Ph.D., University of Chicago
Alan Barenberg specializes in the history of the Soviet Union, with an emphasis on the social and economic history of the 1930s-1970s. His research focuses on a broad range of topics in the economic and social history of the Russian Empire and the USSR. His book, Gulag Town, Company Town: Forced Labor and Its Legacy in Vorkuta (Yale UP, 2014), uses the case of the Arctic community of Vorkuta to resituate the Gulag in the history of the Stalin and post-Stalin eras.
Dr. Barenberg teaches specialized courses on the Russian Empire, the Soviet Union, and Central Asia, as well as surveys of Western civilization. In 2013 he received the Hemphill-Wells New Professor Excellence in Teaching Award from the Texas Tech Parents Association.
Before coming to Texas Tech University, Dr. Barenberg received a Ph.D. from the University of Chicago (2007), an M.A. from the University of Chicago (2000), and a B.A. from Carleton College (1999).

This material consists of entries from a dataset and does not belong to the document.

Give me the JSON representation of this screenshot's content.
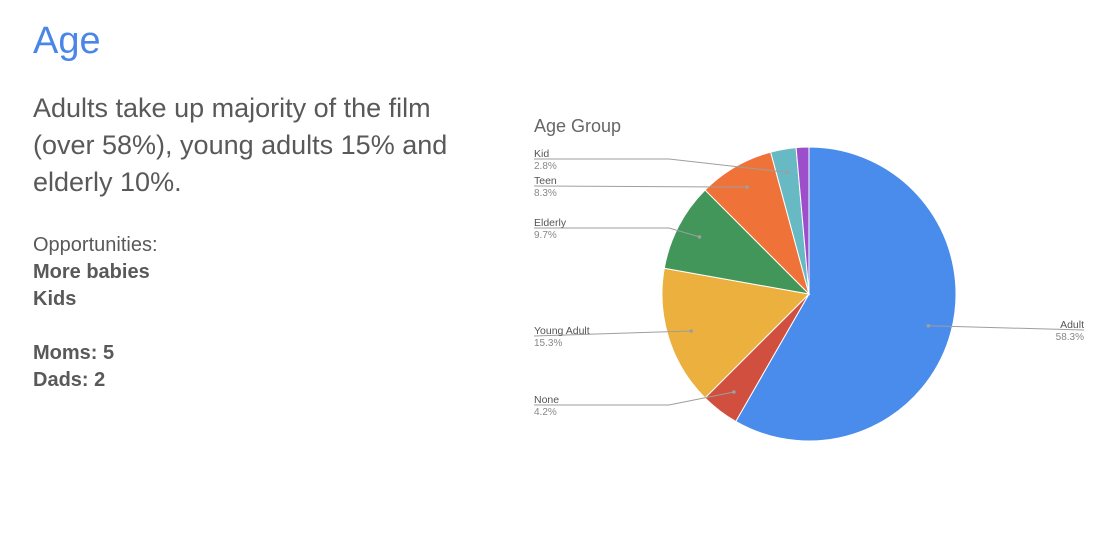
{
  "slide": {
    "title": "Age",
    "body": "Adults take up majority of the film (over 58%), young adults 15% and elderly 10%.",
    "opportunities_label": "Opportunities:",
    "opportunities": [
      "More babies",
      "Kids"
    ],
    "counts": [
      "Moms: 5",
      "Dads: 2"
    ]
  },
  "chart_data": {
    "type": "pie",
    "title": "Age Group",
    "slices": [
      {
        "label": "Adult",
        "value": 58.3,
        "display": "58.3%",
        "color": "#4a8ceb"
      },
      {
        "label": "None",
        "value": 4.2,
        "display": "4.2%",
        "color": "#d14f3f"
      },
      {
        "label": "Young Adult",
        "value": 15.3,
        "display": "15.3%",
        "color": "#ebb03d"
      },
      {
        "label": "Elderly",
        "value": 9.7,
        "display": "9.7%",
        "color": "#43965a"
      },
      {
        "label": "Teen",
        "value": 8.3,
        "display": "8.3%",
        "color": "#ef7339"
      },
      {
        "label": "Kid",
        "value": 2.8,
        "display": "2.8%",
        "color": "#67bac4"
      },
      {
        "label": "",
        "value": 1.4,
        "display": "",
        "color": "#9d4fcb"
      }
    ],
    "legend": "none"
  }
}
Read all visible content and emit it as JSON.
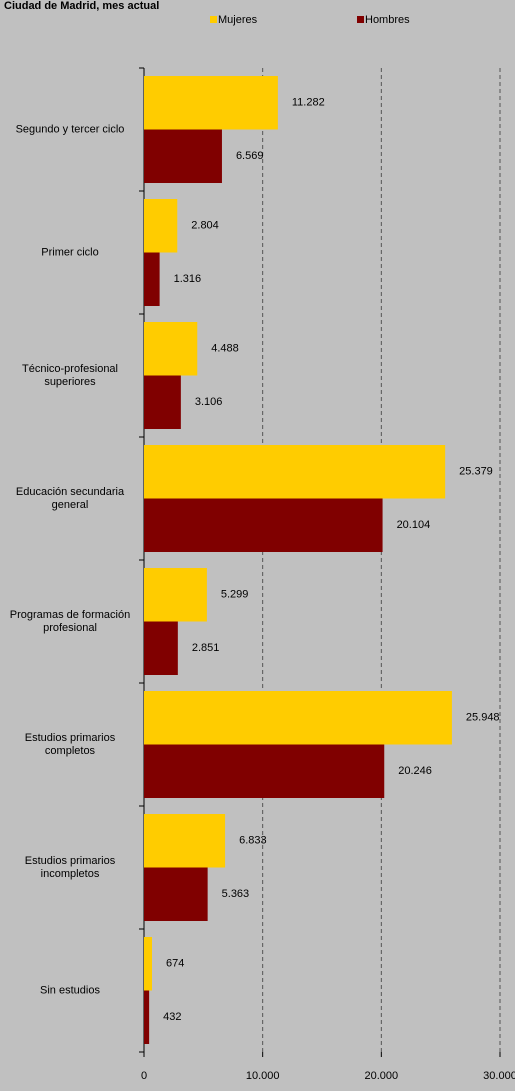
{
  "chart_data": {
    "type": "barh",
    "title": "Ciudad de Madrid, mes actual",
    "categories": [
      "Segundo y tercer ciclo",
      "Primer ciclo",
      "Técnico-profesional superiores",
      "Educación secundaria general",
      "Programas de formación profesional",
      "Estudios primarios completos",
      "Estudios primarios incompletos",
      "Sin estudios"
    ],
    "series": [
      {
        "name": "Mujeres",
        "color": "#ffcc00",
        "values": [
          11282,
          2804,
          4488,
          25379,
          5299,
          25948,
          6833,
          674
        ],
        "value_labels": [
          "11.282",
          "2.804",
          "4.488",
          "25.379",
          "5.299",
          "25.948",
          "6.833",
          "674"
        ]
      },
      {
        "name": "Hombres",
        "color": "#800000",
        "values": [
          6569,
          1316,
          3106,
          20104,
          2851,
          20246,
          5363,
          432
        ],
        "value_labels": [
          "6.569",
          "1.316",
          "3.106",
          "20.104",
          "2.851",
          "20.246",
          "5.363",
          "432"
        ]
      }
    ],
    "xlim": [
      0,
      30000
    ],
    "xticks": [
      0,
      {
        "value": 10000,
        "label": "10.000"
      },
      {
        "value": 20000,
        "label": "20.000"
      },
      {
        "value": 30000,
        "label": "30.000"
      }
    ],
    "grid": true,
    "legend": "top"
  }
}
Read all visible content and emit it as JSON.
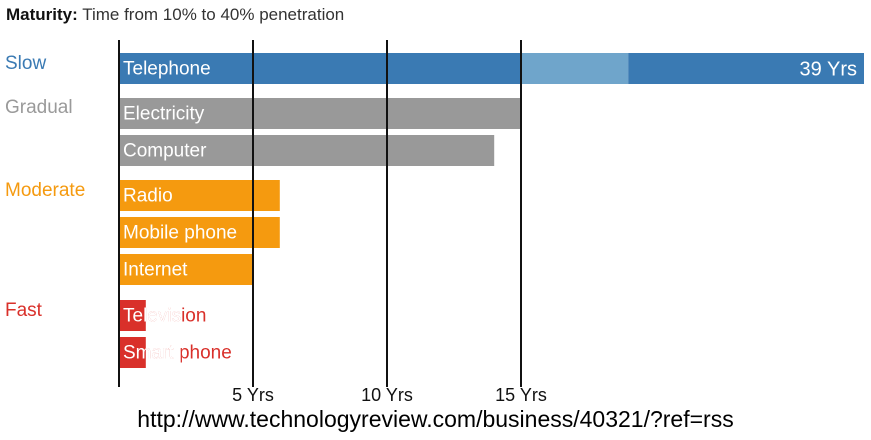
{
  "header": {
    "title_bold": "Maturity:",
    "title_rest": "Time from 10% to 40% penetration"
  },
  "footer": {
    "source_url": "http://www.technologyreview.com/business/40321/?ref=rss"
  },
  "chart_data": {
    "type": "bar",
    "orientation": "horizontal",
    "title": "Maturity: Time from 10% to 40% penetration",
    "xlabel": "",
    "ylabel": "",
    "x_ticks": [
      "5 Yrs",
      "10 Yrs",
      "15 Yrs"
    ],
    "x_tick_values": [
      5,
      10,
      15
    ],
    "grid": "vertical lines at ticks",
    "groups": [
      {
        "name": "Slow",
        "color": "#3a7ab3"
      },
      {
        "name": "Gradual",
        "color": "#999999"
      },
      {
        "name": "Moderate",
        "color": "#f59a0f"
      },
      {
        "name": "Fast",
        "color": "#d9302a"
      }
    ],
    "categories": [
      "Telephone",
      "Electricity",
      "Computer",
      "Radio",
      "Mobile phone",
      "Internet",
      "Television",
      "Smart phone"
    ],
    "values": [
      39,
      15,
      14,
      6,
      6,
      5,
      1,
      1
    ],
    "group_of": [
      "Slow",
      "Gradual",
      "Gradual",
      "Moderate",
      "Moderate",
      "Moderate",
      "Fast",
      "Fast"
    ],
    "axis_break": {
      "from": 15,
      "to": 19,
      "note": "Telephone bar is broken after 15 Yrs"
    },
    "data_labels": [
      {
        "category": "Telephone",
        "text": "39 Yrs"
      }
    ]
  }
}
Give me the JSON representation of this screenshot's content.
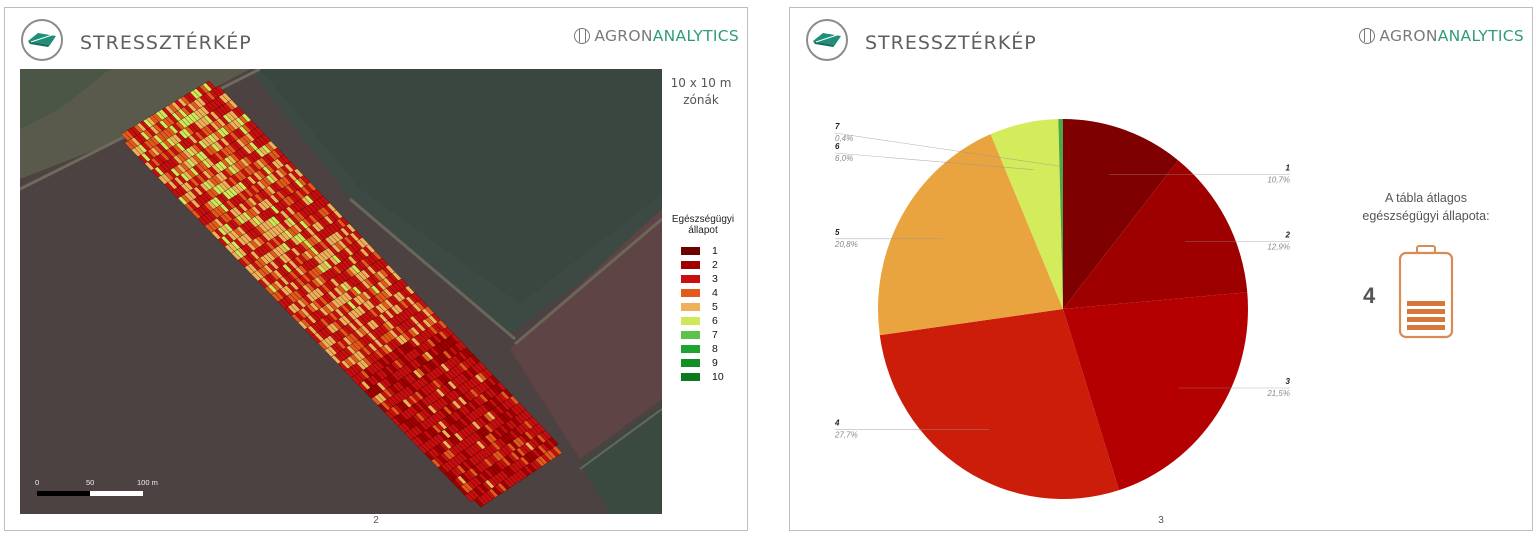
{
  "pages": [
    {
      "title": "STRESSZTÉRKÉP",
      "brand": {
        "part1": "AGRON",
        "part2": "ANALYTICS"
      },
      "zones_label_line1": "10 x 10 m",
      "zones_label_line2": "zónák",
      "legend": {
        "title_line1": "Egészségügyi",
        "title_line2": "állapot",
        "items": [
          {
            "label": "1",
            "color": "#6e0000"
          },
          {
            "label": "2",
            "color": "#a00000"
          },
          {
            "label": "3",
            "color": "#c80e0e"
          },
          {
            "label": "4",
            "color": "#e45a1c"
          },
          {
            "label": "5",
            "color": "#eeb15a"
          },
          {
            "label": "6",
            "color": "#cfe85a"
          },
          {
            "label": "7",
            "color": "#5cc24a"
          },
          {
            "label": "8",
            "color": "#1ea531"
          },
          {
            "label": "9",
            "color": "#148f26"
          },
          {
            "label": "10",
            "color": "#0b7a1e"
          }
        ]
      },
      "scale_bar": {
        "label_0": "0",
        "label_50": "50",
        "label_100": "100 m"
      },
      "page_number": "2"
    },
    {
      "title": "STRESSZTÉRKÉP",
      "brand": {
        "part1": "AGRON",
        "part2": "ANALYTICS"
      },
      "average_label_line1": "A tábla átlagos",
      "average_label_line2": "egészségügyi állapota:",
      "average_value": "4",
      "page_number": "3"
    }
  ],
  "chart_data": {
    "type": "pie",
    "categories": [
      "1",
      "2",
      "3",
      "4",
      "5",
      "6",
      "7"
    ],
    "values": [
      10.7,
      12.9,
      21.5,
      27.7,
      20.8,
      6.0,
      0.4
    ],
    "value_labels": [
      "10,7%",
      "12,9%",
      "21,5%",
      "27,7%",
      "20,8%",
      "6,0%",
      "0,4%"
    ],
    "colors": [
      "#7f0000",
      "#9e0000",
      "#b40000",
      "#cc1c0a",
      "#e9a43f",
      "#d4eb5b",
      "#4aa84a"
    ]
  }
}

Dr. Barenberg has received numerous fellowships, including: Kennan Institute Title
VIII Long Term Research Fellowship, Woodrow Wilson International Center for Scholars,
(2011-12, declined); Institute for Historical Studies Residential Fellowship, University
of Texas (2010, declined); Social Science Research Council Eurasia Dissertation Fellowship
(2005-2006); Council on Library and Information Resources Mellon Fellowship for Dissertation
Research in Original Sources in the Humanities (2003-2004).